Via:  hallux  •  11 months ago  •  31 comments

By:   David Frum - The Atlantic

DeSantis’s Launch Was Not the Only Thing That Crashed
“There are two kinds of people in politics: those who think DeSantis is a viable national candidate, and those who have met Ron DeSantis.”

S E E D E D   C O N T E N T


It was bad when the Twitter Spaces sound was off for the Florida governor. It was worse when the sound came on.

It would have been better for Governor Ron DeSantis if his Twitter Spaces announcement had crashed altogether. As bad as the tech failures were, the really bad part of his presidential launch was the part when the tech worked—and the world could hear a man radically and pathetically unready for national leadership.

DeSantis won the governorship of Florida in 2018 after a campaign in which he proclaimed himself one of Donald Trump’s most zealous and fawning followers. His best-known ad   showed   him indoctrinating his infant children into the Trump cult: “Then Mr. Trump said, ‘You’re fired.’ I love that part.” That history raised the question: Could DeSantis ever emerge as his own man; could he transition from follower to leader?

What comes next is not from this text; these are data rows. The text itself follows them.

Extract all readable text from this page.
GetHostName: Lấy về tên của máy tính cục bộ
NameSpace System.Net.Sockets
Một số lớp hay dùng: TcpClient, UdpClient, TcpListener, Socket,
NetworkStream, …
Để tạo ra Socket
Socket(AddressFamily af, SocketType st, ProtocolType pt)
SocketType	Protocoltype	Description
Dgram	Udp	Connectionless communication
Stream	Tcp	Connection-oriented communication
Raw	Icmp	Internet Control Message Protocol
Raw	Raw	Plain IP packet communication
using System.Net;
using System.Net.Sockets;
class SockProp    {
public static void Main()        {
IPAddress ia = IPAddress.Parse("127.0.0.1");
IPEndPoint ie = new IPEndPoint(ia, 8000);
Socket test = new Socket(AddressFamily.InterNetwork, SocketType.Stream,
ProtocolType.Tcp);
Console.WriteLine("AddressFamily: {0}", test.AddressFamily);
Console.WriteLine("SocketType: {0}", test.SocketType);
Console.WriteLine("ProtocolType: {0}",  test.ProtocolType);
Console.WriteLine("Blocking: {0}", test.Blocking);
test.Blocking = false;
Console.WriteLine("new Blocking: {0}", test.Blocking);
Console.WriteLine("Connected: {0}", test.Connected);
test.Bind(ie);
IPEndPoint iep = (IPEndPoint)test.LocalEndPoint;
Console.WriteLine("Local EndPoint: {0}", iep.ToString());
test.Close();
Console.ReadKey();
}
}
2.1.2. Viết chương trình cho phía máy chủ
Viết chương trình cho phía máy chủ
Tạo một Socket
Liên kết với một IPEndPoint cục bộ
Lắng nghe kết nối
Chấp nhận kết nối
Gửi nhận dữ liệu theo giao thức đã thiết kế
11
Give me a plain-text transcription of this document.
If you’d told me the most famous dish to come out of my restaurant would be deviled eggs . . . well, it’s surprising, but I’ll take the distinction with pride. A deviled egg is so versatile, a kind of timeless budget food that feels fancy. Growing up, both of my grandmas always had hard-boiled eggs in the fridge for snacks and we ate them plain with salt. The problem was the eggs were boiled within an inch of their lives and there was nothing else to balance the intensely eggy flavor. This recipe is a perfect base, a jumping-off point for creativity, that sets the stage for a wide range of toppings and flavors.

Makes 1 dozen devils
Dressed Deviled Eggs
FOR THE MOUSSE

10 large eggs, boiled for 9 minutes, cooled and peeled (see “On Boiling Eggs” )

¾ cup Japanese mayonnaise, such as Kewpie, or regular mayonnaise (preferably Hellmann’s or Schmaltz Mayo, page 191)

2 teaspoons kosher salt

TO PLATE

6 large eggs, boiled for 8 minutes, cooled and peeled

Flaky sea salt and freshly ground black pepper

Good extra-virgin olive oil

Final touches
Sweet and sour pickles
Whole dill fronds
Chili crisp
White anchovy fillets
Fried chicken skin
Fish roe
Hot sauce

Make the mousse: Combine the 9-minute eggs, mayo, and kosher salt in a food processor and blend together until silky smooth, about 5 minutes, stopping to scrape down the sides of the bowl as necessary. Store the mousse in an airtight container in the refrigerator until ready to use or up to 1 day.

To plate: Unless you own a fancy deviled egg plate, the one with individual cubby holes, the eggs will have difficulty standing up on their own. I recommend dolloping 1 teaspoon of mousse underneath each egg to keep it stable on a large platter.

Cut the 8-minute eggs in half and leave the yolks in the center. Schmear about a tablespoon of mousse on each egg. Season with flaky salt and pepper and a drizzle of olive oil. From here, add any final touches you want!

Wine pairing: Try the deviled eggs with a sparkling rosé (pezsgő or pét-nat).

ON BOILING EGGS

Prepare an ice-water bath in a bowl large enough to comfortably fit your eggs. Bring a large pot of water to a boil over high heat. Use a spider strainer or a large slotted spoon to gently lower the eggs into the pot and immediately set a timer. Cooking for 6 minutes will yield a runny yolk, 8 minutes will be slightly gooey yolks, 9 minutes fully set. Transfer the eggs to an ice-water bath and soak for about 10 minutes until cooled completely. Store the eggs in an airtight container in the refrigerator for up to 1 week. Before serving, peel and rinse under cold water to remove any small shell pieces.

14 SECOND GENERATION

Last night’s formal presidential announcement offered him a big-audience opportunity to reveal himself in a new role. Instead, he showed himself to be a beta to the bottom of his soul, one of nature’s henchmen.

After racing through his drab, standard-issue stump speech, DeSantis submitted himself to what felt like an old-time radio call-in show, hosted by Elon Musk and Musk’s business partner, David Sacks, who is also known as one of the most scornful   anti-Ukraine trolls on Twitter . The two hosts made it clear that, in their opinion, DeSantis was the third-ranking attraction of the evening. They talked about Twitter, not about DeSantis’s presidential aspirations. They summoned callers from the weirdest corners of the far right. One of them needed to be reminded to unmute himself, like Grandpa on the Zoom call. Another praised DeSantis as a “cold-blooded, ruthless assassin”—this on the first anniversary of the Uvalde school massacre.

In the aftermath of the debacle, declaring a presidential run in a Twitter chat may appear to have been a miscalculation. Yet it started as a calculation entirely in keeping with DeSantis’s style of campaigning.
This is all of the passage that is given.